Análisis estadístico

Los datos fueron analizados utilizando el software SPSS versión 10.0 para Windows. Las comparaciones entre condiciones experimentales se realizaron mediante la prueba de Mann-Whitney, considerando diferencias estadísticamente significativas aquellas con p < 0,05. Los resultados se expresan como media ± desviación estándar y n representa el número de placentas incluidas en cada análisis.

Consideraciones bioéticas

Todas las participantes firmaron un consentimiento informado, tras recibir una explicación oral y escrita sobre los objetivos del estudio. El protocolo de investigación fue aprobado por el Comité de Bioética de la Universidad Simón Bolívar y del Hospital Universitario de Caracas, bajo las condiciones descritas, emitiendo un dictamen favorable para la realización del estudio.

Resultados

La Figura 1 muestra las concentraciones de TBARS, expresadas en picomoles de malondialdehído por miligramo de proteína (pmol MDA/mg de proteína), determinadas en los sobrenadantes de los cultivos de explantes de placenta bajo condiciones de normoxia e hipoxia, según los diferentes grupos experimentales. Se observa que los niveles de TBARS fueron consistentemente más bajos en condiciones de normoxia que en hipoxia, mostrando diferencias estadísticamente significativas en cada comparación (*p < 0,01; ***p < 0,03).
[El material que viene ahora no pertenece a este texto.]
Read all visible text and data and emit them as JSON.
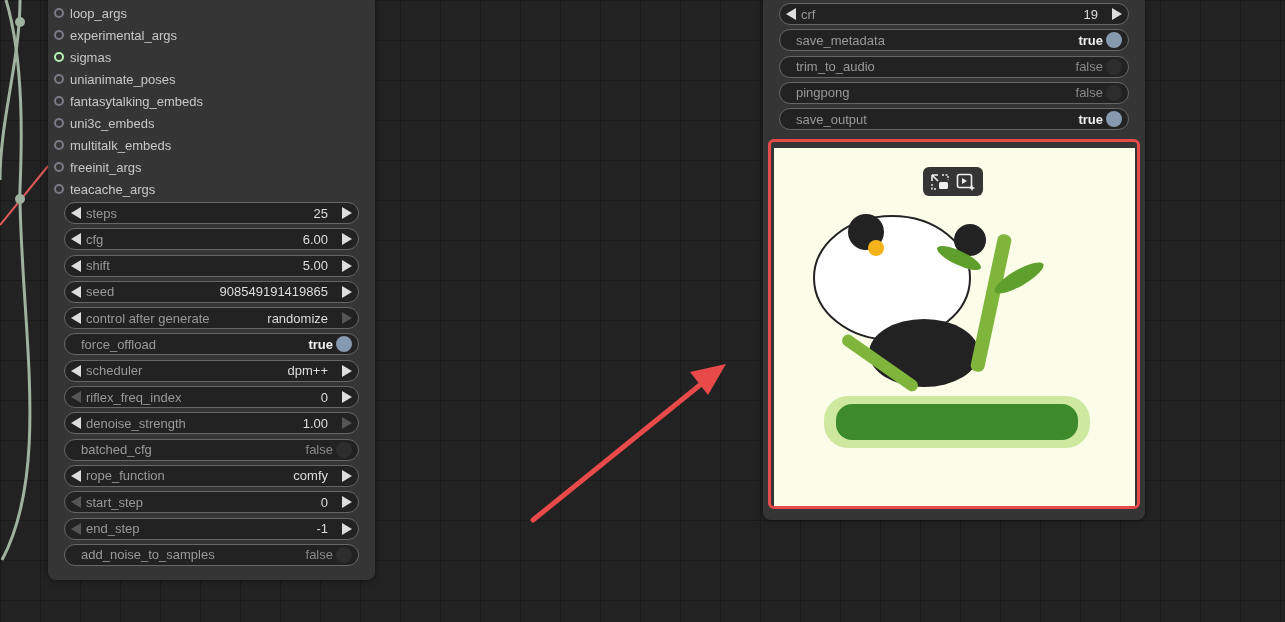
{
  "left_node": {
    "inputs": [
      {
        "name": "loop_args",
        "connected": false
      },
      {
        "name": "experimental_args",
        "connected": false
      },
      {
        "name": "sigmas",
        "connected": true
      },
      {
        "name": "unianimate_poses",
        "connected": false
      },
      {
        "name": "fantasytalking_embeds",
        "connected": false
      },
      {
        "name": "uni3c_embeds",
        "connected": false
      },
      {
        "name": "multitalk_embeds",
        "connected": false
      },
      {
        "name": "freeinit_args",
        "connected": false
      },
      {
        "name": "teacache_args",
        "connected": false
      }
    ],
    "widgets": [
      {
        "kind": "number",
        "label": "steps",
        "value": "25",
        "dec_enabled": true,
        "inc_enabled": true
      },
      {
        "kind": "number",
        "label": "cfg",
        "value": "6.00",
        "dec_enabled": true,
        "inc_enabled": true
      },
      {
        "kind": "number",
        "label": "shift",
        "value": "5.00",
        "dec_enabled": true,
        "inc_enabled": true
      },
      {
        "kind": "number",
        "label": "seed",
        "value": "908549191419865",
        "dec_enabled": true,
        "inc_enabled": true
      },
      {
        "kind": "number",
        "label": "control after generate",
        "value": "randomize",
        "dec_enabled": true,
        "inc_enabled": false
      },
      {
        "kind": "toggle",
        "label": "force_offload",
        "value": "true",
        "on": true
      },
      {
        "kind": "number",
        "label": "scheduler",
        "value": "dpm++",
        "dec_enabled": true,
        "inc_enabled": true
      },
      {
        "kind": "number",
        "label": "riflex_freq_index",
        "value": "0",
        "dec_enabled": false,
        "inc_enabled": true
      },
      {
        "kind": "number",
        "label": "denoise_strength",
        "value": "1.00",
        "dec_enabled": true,
        "inc_enabled": false
      },
      {
        "kind": "toggle",
        "label": "batched_cfg",
        "value": "false",
        "on": false
      },
      {
        "kind": "number",
        "label": "rope_function",
        "value": "comfy",
        "dec_enabled": true,
        "inc_enabled": true
      },
      {
        "kind": "number",
        "label": "start_step",
        "value": "0",
        "dec_enabled": false,
        "inc_enabled": true
      },
      {
        "kind": "number",
        "label": "end_step",
        "value": "-1",
        "dec_enabled": false,
        "inc_enabled": true
      },
      {
        "kind": "toggle",
        "label": "add_noise_to_samples",
        "value": "false",
        "on": false
      }
    ]
  },
  "right_node": {
    "widgets": [
      {
        "kind": "number",
        "label": "crf",
        "value": "19",
        "dec_enabled": true,
        "inc_enabled": true
      },
      {
        "kind": "toggle",
        "label": "save_metadata",
        "value": "true",
        "on": true
      },
      {
        "kind": "toggle",
        "label": "trim_to_audio",
        "value": "false",
        "on": false
      },
      {
        "kind": "toggle",
        "label": "pingpong",
        "value": "false",
        "on": false
      },
      {
        "kind": "toggle",
        "label": "save_output",
        "value": "true",
        "on": true
      }
    ],
    "preview": {
      "kind": "picture",
      "selected": true
    }
  }
}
Tanto en normoxia como en hipoxia, los niveles de TBARS se incrementaron de manera significativa en los cultivos tratados con LPS en comparación con los demás grupos. Además, en condiciones hipóxicas, se observó un aumento adicional de TBARS en los cultivos que fueron tratados con MgSO₄ seguido de LPS, así como en aquellos que recibieron LPS antes de la administración de MgSO₄, con diferencias significativas en ambos casos (*p < 0,01).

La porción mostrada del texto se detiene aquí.